In Touchstone Television Productions v. Superior Court, 208 Cal. App. 4th 676 (2012), the court addressed an employer’s refusal to extend an employment contract. The plaintiff was a television actress who appeared in a show known as “Desperate Housewives.” She had a one-season agreement, and the show’s producers had an exclusive option to renew her contract annually for up to six additional seasons.
The contract had been renewed several times. During the fifth season the actress was allegedly involved in a “battery” incident involving the show’s creator, and she complained to the producers – who then decided not to exercise the season six option. The actress subsequently appeared in three additional episodes. Her character was then “killed off” in a fictional car accident.
On a writ petition, the appellate court held that there could be no wrongful termination suit.

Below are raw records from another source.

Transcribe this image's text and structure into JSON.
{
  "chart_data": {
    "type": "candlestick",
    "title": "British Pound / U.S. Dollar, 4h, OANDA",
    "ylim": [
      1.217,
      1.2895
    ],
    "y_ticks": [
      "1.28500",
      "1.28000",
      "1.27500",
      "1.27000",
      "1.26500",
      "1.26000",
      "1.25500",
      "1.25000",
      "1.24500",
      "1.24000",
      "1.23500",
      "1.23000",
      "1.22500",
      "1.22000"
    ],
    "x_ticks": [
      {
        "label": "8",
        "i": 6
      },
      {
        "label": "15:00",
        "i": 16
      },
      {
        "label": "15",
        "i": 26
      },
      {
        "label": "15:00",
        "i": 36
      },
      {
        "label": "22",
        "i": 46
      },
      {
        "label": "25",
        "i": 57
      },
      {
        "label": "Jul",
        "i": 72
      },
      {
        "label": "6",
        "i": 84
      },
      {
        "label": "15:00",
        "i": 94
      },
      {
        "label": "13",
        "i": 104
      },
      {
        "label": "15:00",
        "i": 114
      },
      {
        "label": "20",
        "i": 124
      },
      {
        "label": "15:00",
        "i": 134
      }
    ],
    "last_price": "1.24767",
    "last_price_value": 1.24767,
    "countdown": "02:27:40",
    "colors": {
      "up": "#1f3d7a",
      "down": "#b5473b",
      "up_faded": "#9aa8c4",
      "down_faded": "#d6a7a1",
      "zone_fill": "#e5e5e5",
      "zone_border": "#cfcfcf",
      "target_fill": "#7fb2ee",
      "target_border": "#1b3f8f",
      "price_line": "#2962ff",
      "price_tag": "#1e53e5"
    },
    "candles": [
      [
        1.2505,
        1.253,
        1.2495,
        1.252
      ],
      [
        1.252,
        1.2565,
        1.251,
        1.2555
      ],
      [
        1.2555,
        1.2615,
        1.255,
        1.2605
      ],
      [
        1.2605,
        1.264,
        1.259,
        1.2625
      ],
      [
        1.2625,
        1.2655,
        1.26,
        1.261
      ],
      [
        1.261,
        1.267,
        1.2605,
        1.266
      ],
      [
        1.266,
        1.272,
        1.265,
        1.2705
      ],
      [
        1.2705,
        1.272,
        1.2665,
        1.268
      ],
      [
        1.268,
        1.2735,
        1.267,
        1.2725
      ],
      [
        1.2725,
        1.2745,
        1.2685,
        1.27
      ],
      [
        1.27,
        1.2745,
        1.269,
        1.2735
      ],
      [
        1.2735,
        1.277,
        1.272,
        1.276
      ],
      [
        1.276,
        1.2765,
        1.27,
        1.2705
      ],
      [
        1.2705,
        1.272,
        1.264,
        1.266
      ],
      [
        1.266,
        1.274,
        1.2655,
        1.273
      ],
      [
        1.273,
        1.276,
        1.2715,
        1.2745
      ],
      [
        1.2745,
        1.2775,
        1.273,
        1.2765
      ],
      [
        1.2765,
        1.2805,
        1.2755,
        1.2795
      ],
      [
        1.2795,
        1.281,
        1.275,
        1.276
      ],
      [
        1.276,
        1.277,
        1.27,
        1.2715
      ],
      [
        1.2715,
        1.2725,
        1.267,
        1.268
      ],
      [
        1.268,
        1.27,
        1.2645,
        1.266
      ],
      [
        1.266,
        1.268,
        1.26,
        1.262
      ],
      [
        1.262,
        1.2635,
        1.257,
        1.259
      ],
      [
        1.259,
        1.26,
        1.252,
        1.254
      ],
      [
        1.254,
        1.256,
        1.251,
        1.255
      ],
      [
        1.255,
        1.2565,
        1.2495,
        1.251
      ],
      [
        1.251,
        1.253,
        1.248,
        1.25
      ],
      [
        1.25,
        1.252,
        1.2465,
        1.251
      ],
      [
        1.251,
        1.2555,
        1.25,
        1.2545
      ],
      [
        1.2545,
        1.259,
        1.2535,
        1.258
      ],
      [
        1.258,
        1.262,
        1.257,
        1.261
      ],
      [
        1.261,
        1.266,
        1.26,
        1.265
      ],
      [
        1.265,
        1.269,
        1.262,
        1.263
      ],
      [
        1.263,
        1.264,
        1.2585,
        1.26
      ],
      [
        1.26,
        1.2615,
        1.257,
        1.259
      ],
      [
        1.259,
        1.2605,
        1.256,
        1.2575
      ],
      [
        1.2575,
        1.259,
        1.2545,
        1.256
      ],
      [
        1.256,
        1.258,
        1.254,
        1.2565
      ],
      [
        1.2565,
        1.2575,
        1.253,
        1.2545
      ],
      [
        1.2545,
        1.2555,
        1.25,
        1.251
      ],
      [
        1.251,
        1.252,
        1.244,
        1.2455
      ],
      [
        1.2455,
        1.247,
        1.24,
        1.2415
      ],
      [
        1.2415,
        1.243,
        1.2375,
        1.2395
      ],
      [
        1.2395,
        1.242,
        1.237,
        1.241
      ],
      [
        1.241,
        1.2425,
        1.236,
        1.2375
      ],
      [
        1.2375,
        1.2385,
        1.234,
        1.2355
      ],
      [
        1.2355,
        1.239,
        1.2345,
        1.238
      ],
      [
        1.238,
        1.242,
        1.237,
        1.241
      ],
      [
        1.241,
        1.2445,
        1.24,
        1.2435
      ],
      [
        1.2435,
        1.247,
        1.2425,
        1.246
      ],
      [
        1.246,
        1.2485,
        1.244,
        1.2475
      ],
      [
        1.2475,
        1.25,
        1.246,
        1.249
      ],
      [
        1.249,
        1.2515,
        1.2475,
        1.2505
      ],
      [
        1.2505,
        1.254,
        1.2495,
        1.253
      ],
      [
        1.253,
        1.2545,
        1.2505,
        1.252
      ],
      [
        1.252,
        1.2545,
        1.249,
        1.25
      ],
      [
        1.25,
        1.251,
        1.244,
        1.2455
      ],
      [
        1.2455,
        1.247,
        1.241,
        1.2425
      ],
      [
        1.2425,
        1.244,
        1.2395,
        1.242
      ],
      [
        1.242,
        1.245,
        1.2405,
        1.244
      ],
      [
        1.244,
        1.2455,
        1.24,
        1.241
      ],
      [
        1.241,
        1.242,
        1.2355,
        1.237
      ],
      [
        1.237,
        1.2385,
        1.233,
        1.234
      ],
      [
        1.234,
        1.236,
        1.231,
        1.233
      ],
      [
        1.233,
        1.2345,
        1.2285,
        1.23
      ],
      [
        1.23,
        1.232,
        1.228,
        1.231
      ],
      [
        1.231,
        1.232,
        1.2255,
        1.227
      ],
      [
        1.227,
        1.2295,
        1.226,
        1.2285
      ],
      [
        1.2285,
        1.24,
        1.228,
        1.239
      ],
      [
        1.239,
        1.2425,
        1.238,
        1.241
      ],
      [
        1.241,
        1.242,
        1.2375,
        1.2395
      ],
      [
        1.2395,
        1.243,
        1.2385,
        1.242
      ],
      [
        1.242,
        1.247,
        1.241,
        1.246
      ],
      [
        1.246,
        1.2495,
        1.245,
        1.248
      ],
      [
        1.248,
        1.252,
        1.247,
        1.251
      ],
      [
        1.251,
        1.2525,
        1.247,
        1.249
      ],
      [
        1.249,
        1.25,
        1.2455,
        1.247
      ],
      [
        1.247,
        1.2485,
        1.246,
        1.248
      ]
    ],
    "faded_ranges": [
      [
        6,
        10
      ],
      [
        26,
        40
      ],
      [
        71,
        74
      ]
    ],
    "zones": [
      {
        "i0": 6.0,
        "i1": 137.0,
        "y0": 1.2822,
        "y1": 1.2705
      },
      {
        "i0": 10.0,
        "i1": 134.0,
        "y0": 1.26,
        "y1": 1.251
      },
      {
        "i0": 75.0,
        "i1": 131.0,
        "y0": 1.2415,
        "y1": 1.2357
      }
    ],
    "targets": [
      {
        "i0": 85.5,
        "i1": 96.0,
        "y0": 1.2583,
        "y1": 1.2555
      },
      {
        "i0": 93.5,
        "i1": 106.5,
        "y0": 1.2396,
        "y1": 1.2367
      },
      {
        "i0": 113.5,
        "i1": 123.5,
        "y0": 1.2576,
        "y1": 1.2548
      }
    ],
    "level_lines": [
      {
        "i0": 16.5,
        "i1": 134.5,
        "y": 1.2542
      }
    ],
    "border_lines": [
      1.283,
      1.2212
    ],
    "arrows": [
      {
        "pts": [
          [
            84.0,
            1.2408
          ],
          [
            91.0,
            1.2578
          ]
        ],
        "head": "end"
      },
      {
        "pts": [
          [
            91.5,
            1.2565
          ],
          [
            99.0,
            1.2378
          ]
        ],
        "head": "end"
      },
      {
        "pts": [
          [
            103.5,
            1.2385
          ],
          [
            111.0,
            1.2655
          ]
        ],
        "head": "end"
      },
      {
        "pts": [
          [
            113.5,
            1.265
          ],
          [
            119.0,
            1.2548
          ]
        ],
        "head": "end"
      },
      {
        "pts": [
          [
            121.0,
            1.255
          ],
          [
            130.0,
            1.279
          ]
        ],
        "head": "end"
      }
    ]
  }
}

The trial court “erred when it denied [the producers’] motion for a directed verdict. [The actress] cannot pursue a cause of action for wrongful termination in violation of public policy because, contrary to what she claims, she was not fired, discharged or terminated.” Instead, the producers had merely elected not to renew the option.
The court drew a distinction between circumstances where the employee was allowed to finish out the term of the existing contract and circumstances where an employer ends the employment in the middle of the contractual term.

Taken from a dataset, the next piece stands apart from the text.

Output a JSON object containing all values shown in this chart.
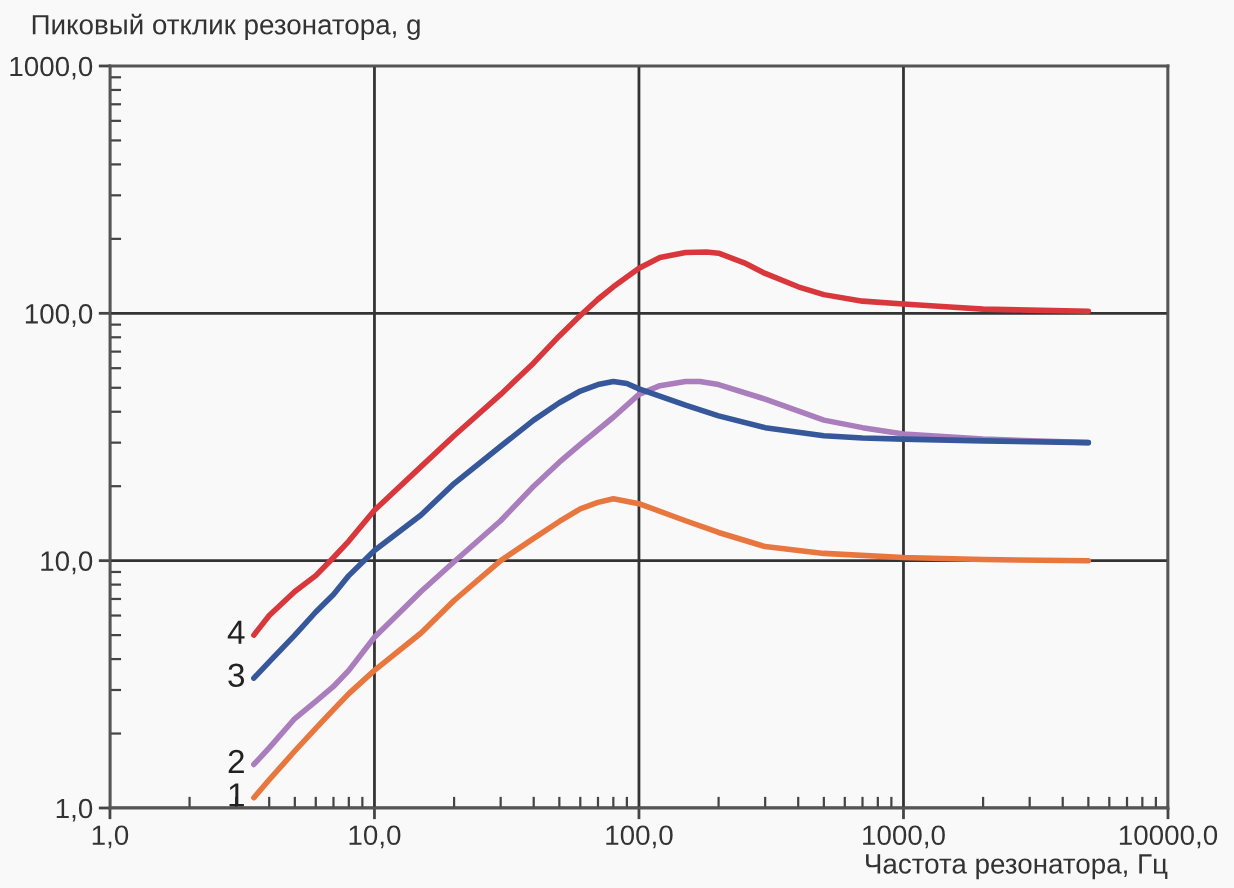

The court did allow the actress to pursue a statutory claim under Labor Code Section 6310 – which generally prohibits employers from discharging employees who complain about unsafe working conditions.
Rest breaks and fees.
Finally, even an employer’s loss offered good news. In Kirby v. Immoos Fire Protection, Inc., 53 Cal. 4th 1244 (2012), the plaintiff sued numerous defendants, alleging violation of the obligation to provide rest breaks. The plaintiffs settled with some defendants and voluntarily dismissed others with prejudice. Following its dismissal, Immoos moved for (and received) an award of attorneys’ fees.
The state Supreme Court reversed. The court’s decision in Murphy v. Kenneth Cole Productions, Inc., 40 Cal. 4th 194 (2007), had identified the “additional hour pay” an employee receives from missed rest breaks as a “wage” for statute of limitations purposes. However, Kirby found that the “additional hour pay” was [not] a wage for purposes of assessing attorney fees. The court rejected the employee’s argument that attorneys’ fees could only be available under Labor Code Section 1194 (which offers one-way fee shifting) because the “additional hour pay” constitutes a statutory minimum wage. Second, the court concluded that payments made for missed rest breaks would not constitute an “action brought for the nonpayment of wages” under Labor Code Section 218.5’s two-way fee shifting provision.
Despite the employer’s loss, Kirby’s holding reduces the incentive for employees (and their attorneys) to pursue recovery of allegedly missed rest breaks.
2012 was good to California employers, at least in terms of several published judicial opinions. It will be interesting to see if the trend continues in 2013.